Getting More Out Of A Store
Beleaguered retailers are looking to grow their online presence even as they squeeze more from their physical stores to counter unforgiving rental rates.
Walk into a shopping mall in Singapore, and it is not unusual to see For Rent signs hanging outside multiple store fronts. With landlords unwilling to yield on rental rates, many retailers are choosing to give up their physical outlets in the face of slowing demand and intense competition.
For the whole of 2014, the average monthly gross rents of prime retail space in Orchard Road slipped by 0.8 per cent year-on-year, while those in the regional centres edged up by 1.1 per cent, according to property consultancy Colliers. The firm expects rates to be roughly the same in 2015.
"There are too many shopping centres around but rentals have not come down. We will see a lot of shops closing when their lease ends," said Mr R Dhinakaran, Managing Director at Jay Gee Melwani Group. Indeed, Jay Gee – which distributes a host of lifestyle brands including Levis and Dockers – will be more than 10 stores this year, he revealed.
While some are turning to online sales for salvation, others are looking to squeeze more utility out of their existing physical stores. Star360, a Singapore-based distributor for brands such as Birkenstocks, Cole Haan, American Eagles Outfitters and MBT in the region, is using their outlets as a fulfillment centre and to handle returns for its recently launched ecommerce platform. Shoppers who order from the retailer's online store will get their purchases delivered from one of Star360's outlets, rather than a warehouse.

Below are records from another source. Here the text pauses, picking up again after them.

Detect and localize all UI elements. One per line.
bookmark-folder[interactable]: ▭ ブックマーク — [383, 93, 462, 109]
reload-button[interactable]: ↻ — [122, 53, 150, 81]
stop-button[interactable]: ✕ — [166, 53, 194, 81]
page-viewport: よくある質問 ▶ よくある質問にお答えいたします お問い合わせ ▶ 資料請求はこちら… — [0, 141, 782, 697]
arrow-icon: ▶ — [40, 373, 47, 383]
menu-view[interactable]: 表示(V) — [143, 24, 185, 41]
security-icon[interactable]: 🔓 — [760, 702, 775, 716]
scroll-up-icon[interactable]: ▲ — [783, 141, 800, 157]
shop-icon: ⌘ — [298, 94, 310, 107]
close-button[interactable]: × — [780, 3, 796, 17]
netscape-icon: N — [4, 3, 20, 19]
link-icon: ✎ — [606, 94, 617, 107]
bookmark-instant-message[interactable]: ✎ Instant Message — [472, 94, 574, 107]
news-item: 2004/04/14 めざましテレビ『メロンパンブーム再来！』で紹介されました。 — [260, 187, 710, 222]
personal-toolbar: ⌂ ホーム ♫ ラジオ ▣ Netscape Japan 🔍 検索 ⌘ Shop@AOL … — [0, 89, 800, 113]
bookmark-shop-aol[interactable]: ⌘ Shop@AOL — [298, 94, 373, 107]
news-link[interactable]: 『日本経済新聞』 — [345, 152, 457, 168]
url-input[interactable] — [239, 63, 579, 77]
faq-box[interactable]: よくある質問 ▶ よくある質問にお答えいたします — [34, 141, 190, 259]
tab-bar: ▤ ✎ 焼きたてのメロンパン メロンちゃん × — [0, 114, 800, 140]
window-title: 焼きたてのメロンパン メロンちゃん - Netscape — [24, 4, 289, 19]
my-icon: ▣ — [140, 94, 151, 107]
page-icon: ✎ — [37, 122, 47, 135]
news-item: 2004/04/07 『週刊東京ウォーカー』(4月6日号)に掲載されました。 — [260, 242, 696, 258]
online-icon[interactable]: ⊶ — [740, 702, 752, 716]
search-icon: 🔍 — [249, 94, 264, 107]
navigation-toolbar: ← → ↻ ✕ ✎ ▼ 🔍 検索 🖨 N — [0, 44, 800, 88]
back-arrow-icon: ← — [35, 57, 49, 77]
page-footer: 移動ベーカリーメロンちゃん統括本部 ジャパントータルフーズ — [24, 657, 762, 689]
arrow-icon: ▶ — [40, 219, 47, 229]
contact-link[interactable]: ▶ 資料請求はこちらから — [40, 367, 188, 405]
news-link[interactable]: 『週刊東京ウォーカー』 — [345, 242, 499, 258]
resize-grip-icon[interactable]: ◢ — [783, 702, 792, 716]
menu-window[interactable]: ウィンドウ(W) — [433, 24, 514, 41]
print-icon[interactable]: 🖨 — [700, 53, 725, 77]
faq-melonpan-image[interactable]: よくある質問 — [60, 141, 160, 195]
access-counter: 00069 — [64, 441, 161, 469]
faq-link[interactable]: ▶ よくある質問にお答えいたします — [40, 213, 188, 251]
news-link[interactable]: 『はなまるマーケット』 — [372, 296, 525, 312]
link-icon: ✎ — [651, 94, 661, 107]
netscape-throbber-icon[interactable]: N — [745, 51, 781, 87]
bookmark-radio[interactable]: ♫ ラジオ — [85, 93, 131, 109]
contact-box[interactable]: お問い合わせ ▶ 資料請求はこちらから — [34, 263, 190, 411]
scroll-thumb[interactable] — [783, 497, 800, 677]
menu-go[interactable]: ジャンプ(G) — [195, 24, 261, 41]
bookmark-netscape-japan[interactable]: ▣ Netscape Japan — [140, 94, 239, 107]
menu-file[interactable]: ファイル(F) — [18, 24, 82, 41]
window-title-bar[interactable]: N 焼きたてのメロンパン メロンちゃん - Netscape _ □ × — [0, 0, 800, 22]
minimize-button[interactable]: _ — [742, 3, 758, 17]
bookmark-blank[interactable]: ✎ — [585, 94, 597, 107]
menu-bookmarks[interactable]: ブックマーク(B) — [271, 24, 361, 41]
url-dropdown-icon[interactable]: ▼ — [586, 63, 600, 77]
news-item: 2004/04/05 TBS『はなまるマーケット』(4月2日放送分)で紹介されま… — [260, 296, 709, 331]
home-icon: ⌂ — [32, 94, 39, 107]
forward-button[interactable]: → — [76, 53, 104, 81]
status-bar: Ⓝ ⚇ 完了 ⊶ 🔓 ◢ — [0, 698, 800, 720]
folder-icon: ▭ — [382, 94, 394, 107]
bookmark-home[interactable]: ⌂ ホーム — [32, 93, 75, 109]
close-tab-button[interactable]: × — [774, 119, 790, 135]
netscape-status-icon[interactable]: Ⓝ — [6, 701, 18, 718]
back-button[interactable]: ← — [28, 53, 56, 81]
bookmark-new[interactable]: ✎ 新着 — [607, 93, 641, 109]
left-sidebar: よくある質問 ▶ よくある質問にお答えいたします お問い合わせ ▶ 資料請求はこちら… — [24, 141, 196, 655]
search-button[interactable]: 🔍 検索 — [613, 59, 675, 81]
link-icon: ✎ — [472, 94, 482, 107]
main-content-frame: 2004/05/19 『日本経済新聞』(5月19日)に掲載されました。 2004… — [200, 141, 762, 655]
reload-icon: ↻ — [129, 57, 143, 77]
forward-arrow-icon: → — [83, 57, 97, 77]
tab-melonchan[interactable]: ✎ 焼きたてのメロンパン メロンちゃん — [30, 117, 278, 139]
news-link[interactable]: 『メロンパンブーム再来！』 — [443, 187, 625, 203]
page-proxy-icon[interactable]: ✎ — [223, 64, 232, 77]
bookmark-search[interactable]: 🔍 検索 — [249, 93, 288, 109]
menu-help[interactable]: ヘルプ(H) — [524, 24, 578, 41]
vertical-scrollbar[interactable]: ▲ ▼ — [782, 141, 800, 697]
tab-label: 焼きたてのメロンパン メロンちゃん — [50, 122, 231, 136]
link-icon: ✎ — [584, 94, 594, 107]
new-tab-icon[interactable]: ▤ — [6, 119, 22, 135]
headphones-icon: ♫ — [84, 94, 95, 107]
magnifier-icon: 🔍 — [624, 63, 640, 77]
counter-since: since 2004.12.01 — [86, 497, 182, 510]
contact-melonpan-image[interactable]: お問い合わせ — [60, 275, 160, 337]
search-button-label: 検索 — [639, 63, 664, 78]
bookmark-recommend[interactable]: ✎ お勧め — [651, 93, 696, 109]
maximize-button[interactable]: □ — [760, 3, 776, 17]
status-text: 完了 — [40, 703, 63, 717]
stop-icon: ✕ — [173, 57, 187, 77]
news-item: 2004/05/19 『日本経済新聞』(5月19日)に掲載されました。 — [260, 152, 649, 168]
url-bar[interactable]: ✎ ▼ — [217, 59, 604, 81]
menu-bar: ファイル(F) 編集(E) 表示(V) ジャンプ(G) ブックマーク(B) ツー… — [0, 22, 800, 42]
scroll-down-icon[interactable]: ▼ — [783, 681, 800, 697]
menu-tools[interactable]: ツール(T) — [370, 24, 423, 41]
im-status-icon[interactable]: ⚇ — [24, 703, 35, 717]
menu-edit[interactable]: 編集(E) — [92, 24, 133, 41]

According to Star 360 founder Andy Chaw, this is part of a broader "O2O" (online to offline) strategy to integrate his digital and physical channels into a seamless experience for his customers. He expects online sales for his group to reach 30 per cent of total revenue in a few years time, although he still believes that brick-and-mortar outlets will remain the key channel to reach customers.
Some industry players are also using their brick and mortar stores as tools for brand building and engagement, and not merely to generate sales. These "concept stores" reimagine the physical space they inhabit, populating it with both online and offline features in one experience.
In the US, General Electric has opened a 2,000 sq foot retail space in Manhattan called STORY that "takes the point of view of a magazine, changes like a gallery and sells things like a store". Every four to eight weeks, STORY will completely change everything from its design to the merchandise it sells based on a theme.
Other retailers are going to the end of the spectrum, and looking to generate sales by opening bare bones discount or factory outlets in less prime locations. Homegrown electronics retailer Gain City, for instance, opened a warehouse retail outlet in the industrial estate of Sungei Kadut in June.
Contrary to popular perception, Star360's Mr Chaw said that factory outlets are no longer a platform to unload ageing stock, but a front line sales channel for many brands. "Factory outlets are the ones generating good sales for brands like Cole Haan"
The discount sore has even taken hold online, with ecommerce players like Reebonz and Zalora in Singapore, and JD.com in China, opening digital versions of this retail concept.
To keep rental costs at bay, some players in Singapore are opting to open temporary, or pop up stores in prime areas in order to reach their target audience, albeit for a limited period.
In the U.K, the temporary store concept has been taken a step further. A novel online platform called Appear Hear provides short-term retail spaces that can be rented for a day, a week or a month. Retailers can book spaces that are listed by their owners through this service.If rentals rates here persist at current rates, it may be a matter of time before such innovative space sharing platforms pop up in Singapore.